December 31, 2014

Dear friends,

The flu got me.  Just a couple of hours after I plunked a glorious pot roast on the table in front of my brother and sister-in-law Sunday, I went to bed with a box of tissues and a bottle of Nyquil.

For this week’s newsletter I intended to retry and tinker with a curry recipe from a new cookbook I got for Christmas, but I have barely enough energy to make tea. Forgive me. I’ll be back in form next week. Meanwhile, here’s my favorite pot roast recipe. I’ve printed it before, but a repeat is warranted, flu or not.

Those new to the recipe shouldn’t be put off by the dill pickle spears. They add an acidic note to the rich sour cream gravy. You may eat them or not. Personally, I think the cooked pickles are delicious.

PENNSYLVANIA POT ROAST
1 blade pot roast, 2 inches thick (3 to 5 lbs.)
Salt, pepper, paprika, flour
1/2 lb. bacon, diced
4 to 6 dill pickle spears
1 large onion, sliced
1 can (8 oz.) tomato sauce
1 cup water
1/2 cup sour cream

Rub pot roast all over with salt, pepper, paprika and flour. Fry diced bacon in a Dutch oven until crisp. Remove bacon with slotted spoon and drain on paper towels. Pour off all but three tablespoons of bacon fat.

Brown pot roast in remaining bacon fat. Add pickles and onion slices. Stir in tomato sauce and water.

Cover and simmer for 2 1/2 to 3 hours, adding water if needed. Liquid should come halfway up the side of the roast.

When meat is tender, remove to a platter. Add bacon bits to broth. Stir in sour cream and heat gently. Pass sauce in a gravy boat.
HELP U COOK

As the year ends, it’s out with the old and in with the new. But while you’re sweeping your life clean, don’t go crazy with your spice cabinet. Although many “experts” recommend pitching dried herbs and spices that are more than a year old, I think that’s insane, especially given the number of jars and plastic baggies in my double-wide spice storage area. Here’s my guide to spice storage:

Buy as many spices as possible in whole form because they remain fresh indefinitely. I keep a miniature grater in the spice cabinets next to a bag of whole nutmeg, which I bought at least five years ago. Buying spices such as cumin, cardamom and cloves in seed or whole form is less convenient, but you could grind them in an electric spice grinder if desired. Some recipes call for whole spices, so it’s smart to keep the ones you use a lot on hand. Remember, you need never throw them away.

Pre-ground spices and dried herbs do lose potency over time and if I were the mistress of Downton Abbey I would have the cook dispose of them after one year. I can’t afford such wanton waste, though, so I just use more of the spice or herb if, after tasting, I think a dish requires it. I would buy fresh spices and dried herbs only when a recipe is so wonderful and time-consuming to make that using old ingredients would be foolish.

THE MAILBAG

From Ellen:
I have my bread dough for your cranberry-raisin-pecan bread proofing for its overnight stint, but it took almost 2 cups of water to make the dough cohesive.  I’m hoping you meant 2 cups rather than the 1 cup you said you used.

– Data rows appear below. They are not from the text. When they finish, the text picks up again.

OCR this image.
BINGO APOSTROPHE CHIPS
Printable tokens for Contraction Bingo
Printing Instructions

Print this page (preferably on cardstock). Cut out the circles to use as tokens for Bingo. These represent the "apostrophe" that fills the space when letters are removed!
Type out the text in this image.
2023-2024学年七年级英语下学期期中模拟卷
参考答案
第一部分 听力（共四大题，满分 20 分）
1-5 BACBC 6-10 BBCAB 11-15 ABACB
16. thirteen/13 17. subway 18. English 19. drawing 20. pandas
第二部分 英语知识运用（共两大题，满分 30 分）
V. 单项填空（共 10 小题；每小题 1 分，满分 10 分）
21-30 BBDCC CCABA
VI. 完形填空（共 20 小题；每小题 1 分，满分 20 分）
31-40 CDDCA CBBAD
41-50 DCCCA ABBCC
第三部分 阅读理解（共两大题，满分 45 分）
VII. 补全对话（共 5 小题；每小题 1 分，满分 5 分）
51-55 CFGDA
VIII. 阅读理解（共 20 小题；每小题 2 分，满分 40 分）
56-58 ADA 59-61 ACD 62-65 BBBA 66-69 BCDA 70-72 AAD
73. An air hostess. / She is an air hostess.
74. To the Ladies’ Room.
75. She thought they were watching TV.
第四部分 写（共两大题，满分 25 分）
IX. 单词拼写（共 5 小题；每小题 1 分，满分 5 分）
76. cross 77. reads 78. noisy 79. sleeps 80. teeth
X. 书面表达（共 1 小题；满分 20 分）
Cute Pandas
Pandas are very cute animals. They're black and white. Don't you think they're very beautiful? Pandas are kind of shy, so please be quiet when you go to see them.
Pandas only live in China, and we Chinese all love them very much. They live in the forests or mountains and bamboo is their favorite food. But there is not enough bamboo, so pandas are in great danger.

Took while to get all those little ‘goodies’ incorporated, too.

Dear Ellen: I’m glad you realized I had goofed, and I hope others did, too because the bread is delicious. My directions called for 1 3/4 cups water. I should have noted that I used almost 2 cups water to produce a sticky dough. Even that amount could be too much or too little, though, depending on how the flour measures on any given day.

A tip on incorporating the dried fruits and nuts: The last time I made the bread, I stirred in the goodies while adding the water, which was much easier than waiting until the dough was mixed.